Bundeswehr in Afghanistan:Bomben bei Kundus

13 Wochen nach der Bombardierung von zwei Tanklastern bei Kundus gab es in Berlin ein politisches Erdbeben. Wie kam es dazu?

Eine Chronologie

Verteidigungsminister Karl-Theodor zu Guttenberg (CSU) will erneut prüfen, ob ein Bundeswehr-Angriff in Afghanistan angemessen war - offenbar wurden Informationen vertuscht. Der Generalinspekteur der Bundeswehr Wolfgang Schneiderhan muss deswegen gehen. Was genau war passiert?

Bundeswehr in Afghanistan: Ein afghanischer Sicherheitsmann bewacht einen der ausgebrannten Tanklaster. Die Bundeswehr befahl die Bombardierung.

Ein afghanischer Sicherheitsmann bewacht einen der ausgebrannten Tanklaster. Die Bundeswehr befahl die Bombardierung.

(Foto: Foto: AP)

3. September 2009 Die Taliban entführen zwei Tanklastzüge in die Unruheprovinz Char Darah. Dort hat die Bundeswehr die militärische Kontrolle. Ein US-Flugzeug entdeckt die Laster sechs Kilometer südwestlich vom Stützpunkt des deutschen Wiederaufbauteams. Die Laster stecken in einem Sandbett fest.

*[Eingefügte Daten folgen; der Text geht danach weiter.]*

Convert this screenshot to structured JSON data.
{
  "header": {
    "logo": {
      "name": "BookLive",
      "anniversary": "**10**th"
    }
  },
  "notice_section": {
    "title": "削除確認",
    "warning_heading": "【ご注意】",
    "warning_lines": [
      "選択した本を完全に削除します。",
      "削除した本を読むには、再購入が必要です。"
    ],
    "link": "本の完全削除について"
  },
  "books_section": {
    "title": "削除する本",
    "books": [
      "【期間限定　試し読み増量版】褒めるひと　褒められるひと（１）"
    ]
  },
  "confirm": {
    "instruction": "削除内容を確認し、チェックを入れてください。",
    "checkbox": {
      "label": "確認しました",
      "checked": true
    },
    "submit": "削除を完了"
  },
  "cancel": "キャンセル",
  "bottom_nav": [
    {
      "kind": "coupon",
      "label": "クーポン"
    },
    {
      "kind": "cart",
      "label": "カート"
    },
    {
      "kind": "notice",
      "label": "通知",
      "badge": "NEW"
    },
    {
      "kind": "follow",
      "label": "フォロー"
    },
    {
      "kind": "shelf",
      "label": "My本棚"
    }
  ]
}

Zwei F-15-Flugzeuge werden geschickt, um Live-Bilder an das deutsche Kommandozentrum zu übertragen.

4. September Um 01.39 Uhr befiehlt der deutsche Kommandeur Oberst Georg Klein zwei Bomben abzuwerfen, die je 227 Kilogramm wiegen. Am Morgen berichtet das Verteidigungsministerium, bei dem Anschlag seien 56 Taliban getötet und zwölf verletzt worden.

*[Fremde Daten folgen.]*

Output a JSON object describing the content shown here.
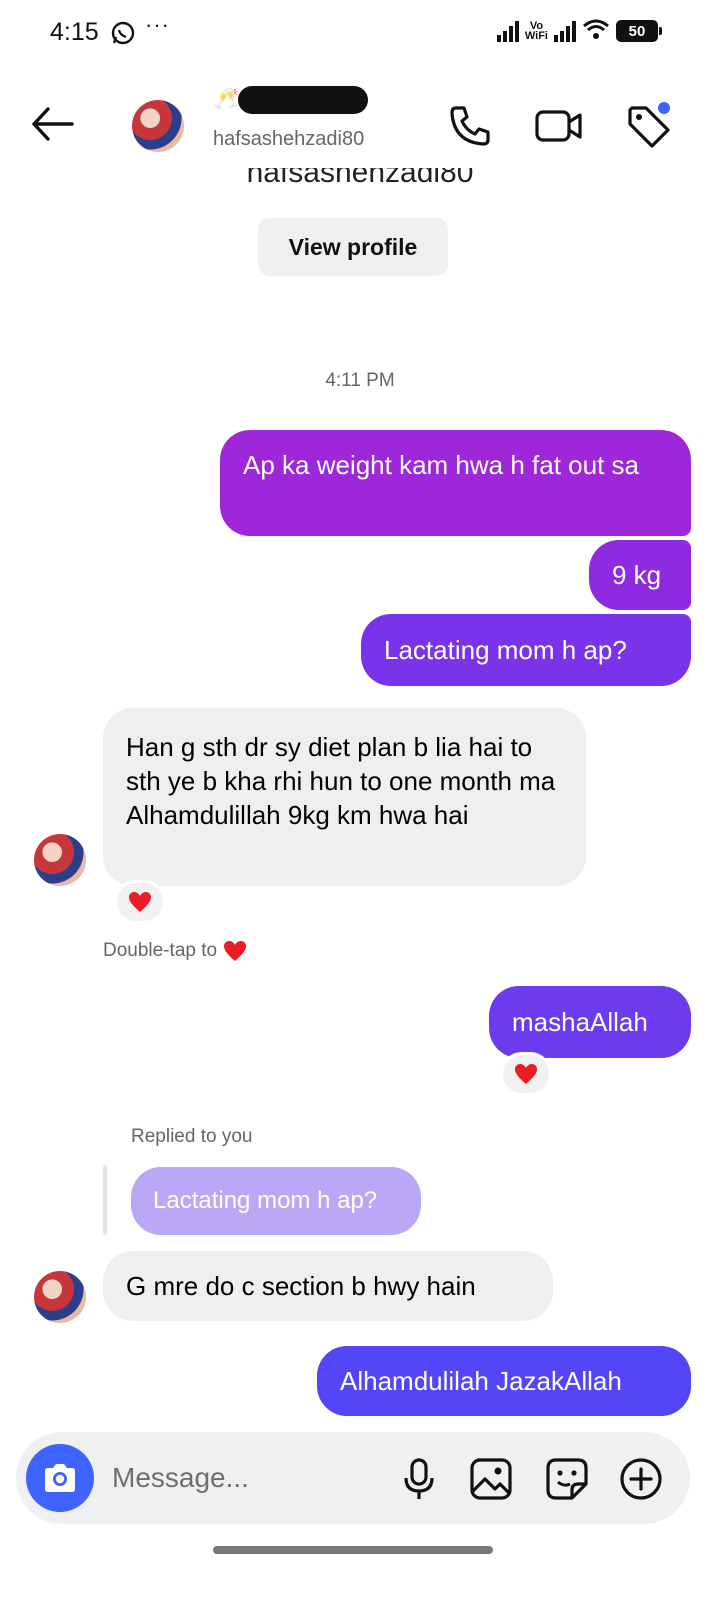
{
  "status_bar": {
    "time": "4:15",
    "battery": "50",
    "vowifi_top": "Vo",
    "vowifi_bottom": "WiFi",
    "more": "···"
  },
  "header": {
    "username": "hafsashehzadi80",
    "name_emoji": "🥂"
  },
  "profile": {
    "cut_username": "hafsashehzadi80",
    "view_profile_label": "View profile"
  },
  "messages": [
    {
      "timestamp": "4:11 PM"
    },
    {
      "from": "me",
      "text": "Ap ka weight kam hwa h fat out sa"
    },
    {
      "from": "me",
      "text": "9 kg"
    },
    {
      "from": "me",
      "text": "Lactating mom h ap?"
    },
    {
      "from": "them",
      "text": "Han g sth dr sy diet plan b lia hai to sth ye b kha rhi hun to one month ma Alhamdulillah 9kg km hwa hai",
      "reaction": "❤️"
    },
    {
      "hint": "Double-tap to",
      "hint_emoji": "❤️"
    },
    {
      "from": "me",
      "text": "mashaAllah",
      "reaction": "❤️"
    },
    {
      "from": "them",
      "replied_label": "Replied to you",
      "quoted": "Lactating mom h ap?",
      "text": "G mre do c section b hwy hain"
    },
    {
      "from": "me",
      "text": "Alhamdulilah JazakAllah"
    }
  ],
  "composer": {
    "placeholder": "Message..."
  },
  "colors": {
    "accent": "#3e63ff",
    "bubble_purple": "#9e28d9",
    "bubble_blue": "#5246f6",
    "incoming": "#efefef"
  },
  "icons": [
    "back-arrow-icon",
    "phone-icon",
    "video-camera-icon",
    "tag-icon",
    "camera-icon",
    "microphone-icon",
    "gallery-icon",
    "sticker-icon",
    "plus-icon",
    "whatsapp-icon"
  ]
}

Dorfbewohner sprechen von mehr als 150 Toten, darunter viele Zivilisten. Verteidigungsminister Franz Josef Jung (CDU) verteidigt Kleins Bombardierungsbefehl. Die deutschen Soldaten seien in einer konkreten Gefahrenlage gewesen.

5. September 2009 Die Bundeswehr schickt ein Untersuchungsteam. Auch Stanley McChrystal, der Oberbefehlshaber der US- und Nato-Truppen in Afghanistan, trifft am Ort des Geschehens ein. Andere Staaten, darunter Nato-Partner kritisieren den deutschen Angriff heftig. Die Deutschen hätten vor der Bombardierung ein Erkundungsteam schicken müssen.

Die Staatsanwaltschaft Potsdam prüft, gegen Klein ein Ermittlungsverfahren einzuleiten. Sie gibt die Ermittlungen an die Staatsanwaltschaft in Leipzig ab - dort hat Klein seinen Dienstsitz.

7. September Verteidigungsminister Jung geht erstmals davon aus, dass auch Zivilisten getötet worden sein könnten. Nato-Vertreter nehmen dies bereits als sicher an.

8. September Bundeskanzlerin Angela Merkel (CDU) bedauert mögliche zivile Opfer. Sie kritisiert zugleich Vorverurteilungen aus dem In- und Ausland.

11. September Der Generalinspekteur der Bundeswehr, Wolfgang Schneiderhan, sagt, die Bundeswehrsoldaten in Afghanistan hätten sein Vertrauen. Er gehe davon aus, dass die Entscheidung für den Luftangriff das Ergebnis einer "sorgfältigen Beurteilung der Lage" gewesen sei.

13. September Eine Untersuchungskommission, die der afghanische Präsident Hamid Karsai einberufen hat, berichtet, es habe 99 Tote, darunter 30 Zivilisten, gegeben.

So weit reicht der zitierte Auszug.